Joanne Trattoria Cookbook
- Author: Joe Germanotta
- Cover artist: Greg Johnson
- Genre: Cookbook
- Publisher: Post Hill Press
- Publication date: November 22, 2016
- Publication place: United States
- Media type: Print (hardcover)
- Pages: 112
- ISBN: 978-1-68261-258-3
- OCLC: 956959551

= Joanne Trattoria Cookbook =

2016 cookbook by Joe Germanotta

Joanne Trattoria Cookbook: Classic Recipes and Scenes from an Italian American Restaurant is a cookbook written by Joe Germanotta, father of American singer Lady Gaga (who wrote the foreword) and owner of the New York City restaurant Joanne Trattoria. It was released on November 22, 2016, by Post Hill Press.

==Background==
American singer Lady Gaga's aunt, Joanne Stefani Germanotta, died in 1974, when she was 19, due to complications arising from lupus. Although the singer was born almost 12 years after Joanne's death, the latter's influence was predominant on the Germanotta family and Gaga's work, including naming her fifth studio album as Joanne. Joanne Trattoria, an Italian restaurant located at West 68th Street in New York City, was opened in January 2012 by Gaga. The restaurant is co-owned by Gaga's parents, Joe and Cynthia Germanotta. Chef Art Smith had met Gaga during a taping of The Oprah Winfrey Show, and partnered with Gaga for working in the restaurant. The New York Times described the place as having a "well-stocked bar, a cozy back patio and seating for about 70 people". A long dream of Joe Germanotta, the restaurant serves Southern Italian cuisine. Decor of the jaunt consists of scenes of the Tuscan countryside, and near a fireplace at the entrance, diners can see the Germanotta family photos hanging by a front booth.

==Release==
In August 2016, Post Hill Press announced the release of a cookbook authored by Germanotta, titled Joanne Trattoria Cookbook: Classic Recipes and Scenes from an Italian American Restaurant. The book was released by the publishing house on November 22, 2016, in hardcover format. Germanotta said that he had no inkling of what the process of writing a book consisted of, and had to learn each step, including how to promote it. Joanne Trattoria Cookbook consists of recipes for the dishes served in the restaurant—like Joanne's Meatballs, Papa G's Chicken Scarpariello, and Nutellasagna—along with anecdotes and family stories about the Germanottas. Sixteen pages of color photographs are present along with black and white ones, including pictures of Gaga in her high school. Post Hill Press described the book's premise as "Family, food, and love are the foundation upon which Joe and his wife, Cynthia, raised their daughters, Natali and Stefani". According to Jeanette Settembre from New York Daily News, the title of the book referenced singer Billy Joel's 1977 song, "Scenes from an Italian Restaurant", from his fifth studio album The Stranger.

==Content==
The book begins with a foreword written by Gaga, and Wenonah Hoye as a guest contributor. New York Daily News published an excerpt from the foreword, with Gaga writing about having dinner as a family every night. "The smell of a pot of fresh ‘gravy’ is one of the fondest memories I have from my childhood. We would say a prayer and then eat as a family. We ended each prayer in memory of Joanne, whose name has become the symbol of both of our family's majestic accomplishments and of our losses along the way," Gaga's foreword explained.

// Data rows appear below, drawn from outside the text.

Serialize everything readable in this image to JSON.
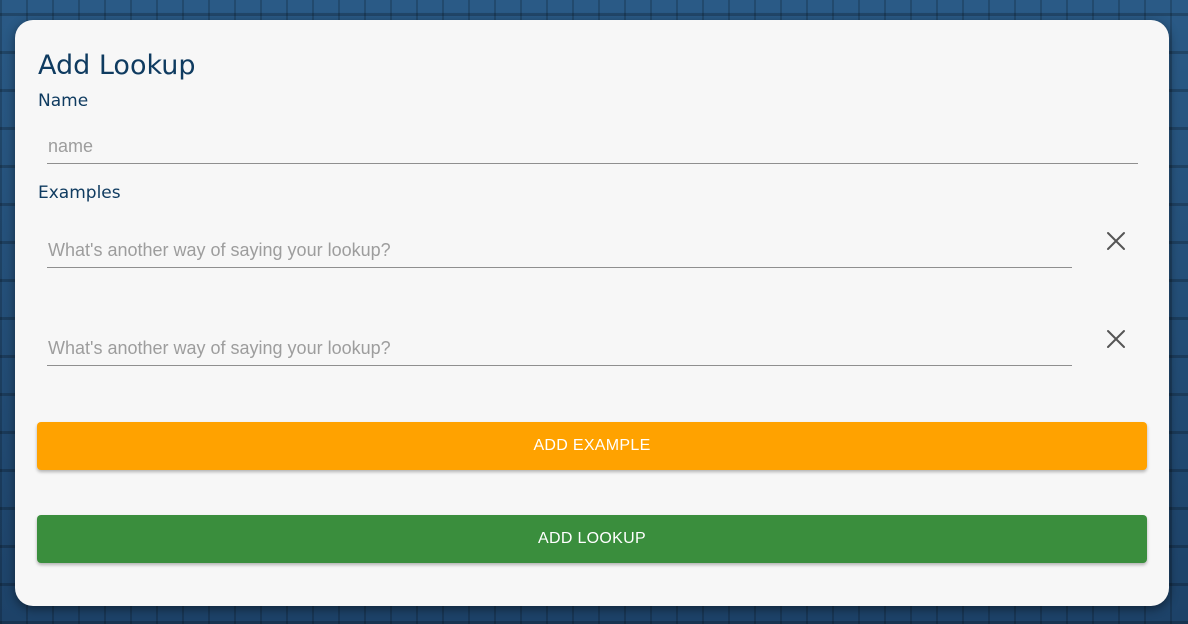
{
  "dialog": {
    "title": "Add Lookup",
    "name_section": {
      "label": "Name",
      "input": {
        "value": "",
        "placeholder": "name"
      }
    },
    "examples_section": {
      "label": "Examples",
      "examples": [
        {
          "value": "",
          "placeholder": "What's another way of saying your lookup?",
          "remove_icon": "close-icon"
        },
        {
          "value": "",
          "placeholder": "What's another way of saying your lookup?",
          "remove_icon": "close-icon"
        }
      ]
    },
    "buttons": {
      "add_example": {
        "label": "ADD EXAMPLE",
        "color": "#ffa200"
      },
      "add_lookup": {
        "label": "ADD LOOKUP",
        "color": "#3a8e3d"
      }
    }
  },
  "colors": {
    "title_text": "#0f3b60",
    "dialog_background": "#f7f7f7",
    "page_background": "#21496e"
  }
}
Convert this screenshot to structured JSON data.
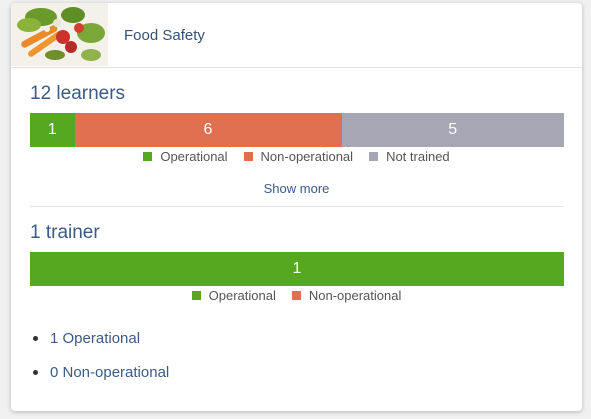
{
  "header": {
    "title": "Food Safety",
    "thumbnail_icon": "vegetables-image"
  },
  "colors": {
    "operational": "#55a820",
    "non_operational": "#e07150",
    "not_trained": "#a6a6b5"
  },
  "learners": {
    "title": "12 learners",
    "bar": [
      {
        "key": "operational",
        "value": 1,
        "label": "1"
      },
      {
        "key": "non_operational",
        "value": 6,
        "label": "6"
      },
      {
        "key": "not_trained",
        "value": 5,
        "label": "5"
      }
    ],
    "legend": [
      {
        "key": "operational",
        "label": "Operational"
      },
      {
        "key": "non_operational",
        "label": "Non-operational"
      },
      {
        "key": "not_trained",
        "label": "Not trained"
      }
    ],
    "show_more": "Show more"
  },
  "trainers": {
    "title": "1 trainer",
    "bar": [
      {
        "key": "operational",
        "value": 1,
        "label": "1"
      }
    ],
    "legend": [
      {
        "key": "operational",
        "label": "Operational"
      },
      {
        "key": "non_operational",
        "label": "Non-operational"
      }
    ],
    "list": [
      {
        "label": "1 Operational"
      },
      {
        "label": "0 Non-operational"
      }
    ]
  }
}
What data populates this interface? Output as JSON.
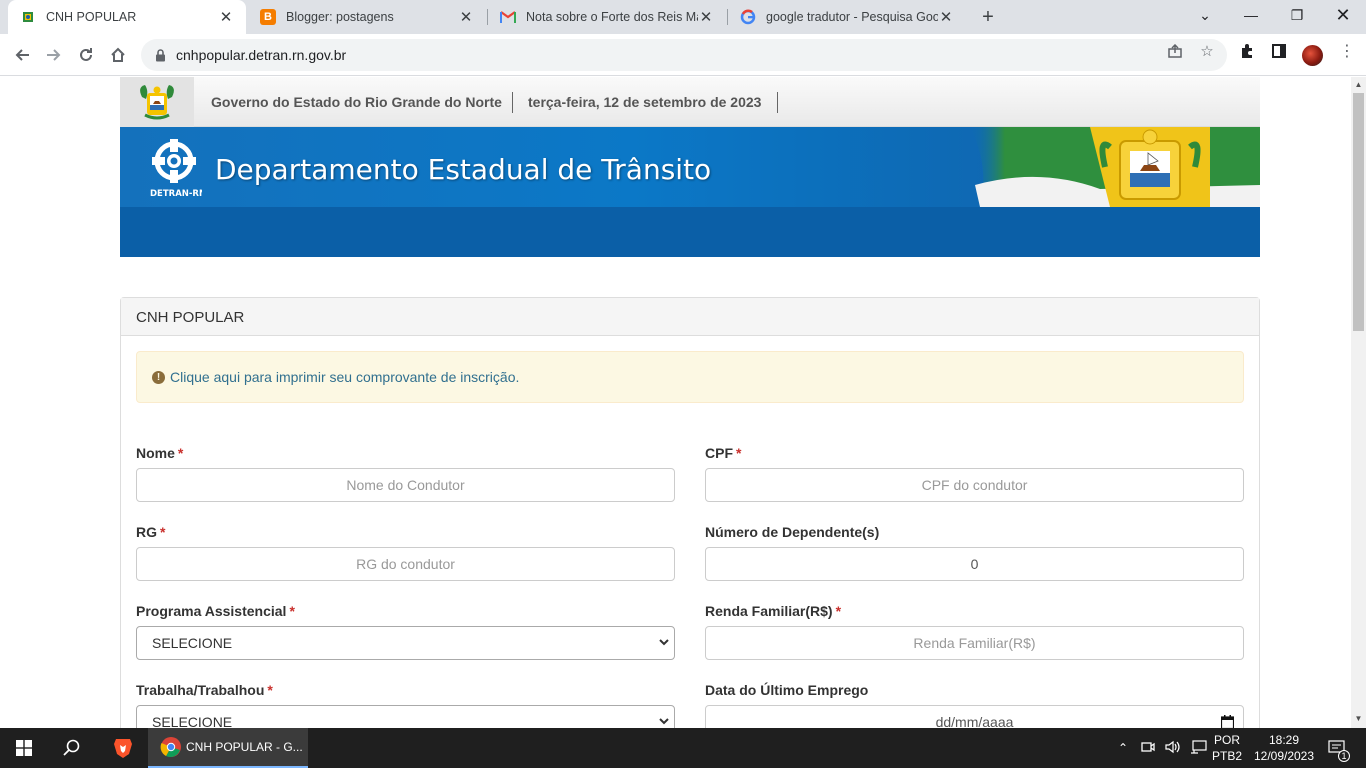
{
  "browser": {
    "tabs": [
      {
        "title": "CNH POPULAR",
        "active": true,
        "icon": "rn-crest-icon"
      },
      {
        "title": "Blogger: postagens",
        "active": false,
        "icon": "blogger-icon"
      },
      {
        "title": "Nota sobre o Forte dos Reis Mag",
        "active": false,
        "icon": "gmail-icon"
      },
      {
        "title": "google tradutor - Pesquisa Goog",
        "active": false,
        "icon": "google-icon"
      }
    ],
    "url": "cnhpopular.detran.rn.gov.br"
  },
  "page": {
    "gov_name": "Governo do Estado do Rio Grande do Norte",
    "date": "terça-feira, 12 de setembro de 2023",
    "banner_title": "Departamento Estadual de Trânsito",
    "logo_text": "DETRAN-RN",
    "panel_title": "CNH POPULAR",
    "alert_text": "Clique aqui para imprimir seu comprovante de inscrição."
  },
  "form": {
    "nome": {
      "label": "Nome",
      "placeholder": "Nome do Condutor",
      "required": "*"
    },
    "cpf": {
      "label": "CPF",
      "placeholder": "CPF do condutor",
      "required": "*"
    },
    "rg": {
      "label": "RG",
      "placeholder": "RG do condutor",
      "required": "*"
    },
    "dependentes": {
      "label": "Número de Dependente(s)",
      "value": "0"
    },
    "programa": {
      "label": "Programa Assistencial",
      "value": "SELECIONE",
      "required": "*"
    },
    "renda": {
      "label": "Renda Familiar(R$)",
      "placeholder": "Renda Familiar(R$)",
      "required": "*"
    },
    "trabalha": {
      "label": "Trabalha/Trabalhou",
      "value": "SELECIONE",
      "required": "*"
    },
    "ultimo_emprego": {
      "label": "Data do Último Emprego",
      "placeholder": "dd/mm/aaaa"
    }
  },
  "taskbar": {
    "app_label": "CNH POPULAR - G...",
    "lang_top": "POR",
    "lang_bottom": "PTB2",
    "time": "18:29",
    "date": "12/09/2023",
    "notif_count": "1"
  },
  "colors": {
    "banner_blue": "#0b78c7",
    "required_red": "#c9302c",
    "alert_bg": "#fcf8e3",
    "alert_text": "#31708f"
  }
}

Germanotta then writes an introduction titled Where Everybody Knows Your Name; in the piece he reminisces about his dreams as a kid of setting up his own restaurant, how he set up his business ventures, how sad he was to see his old eateries in New York being shut down, as well as how Joanne Trattoria was set up. The book offers 30 recipes from the restaurants, divided into seven chapters titled Gravy, Antipasti, Entrées, Thanksgiving Dinner, Salads, Desserts and Cocktails. The recipes gives a description of the dish to be prepared, lists the number of people to be served, and has extra footnotes, explaining important points to be considered while cooking. Interspersed between the recipes are the pictures and the Germanotta family stories, anecdotes and drawings.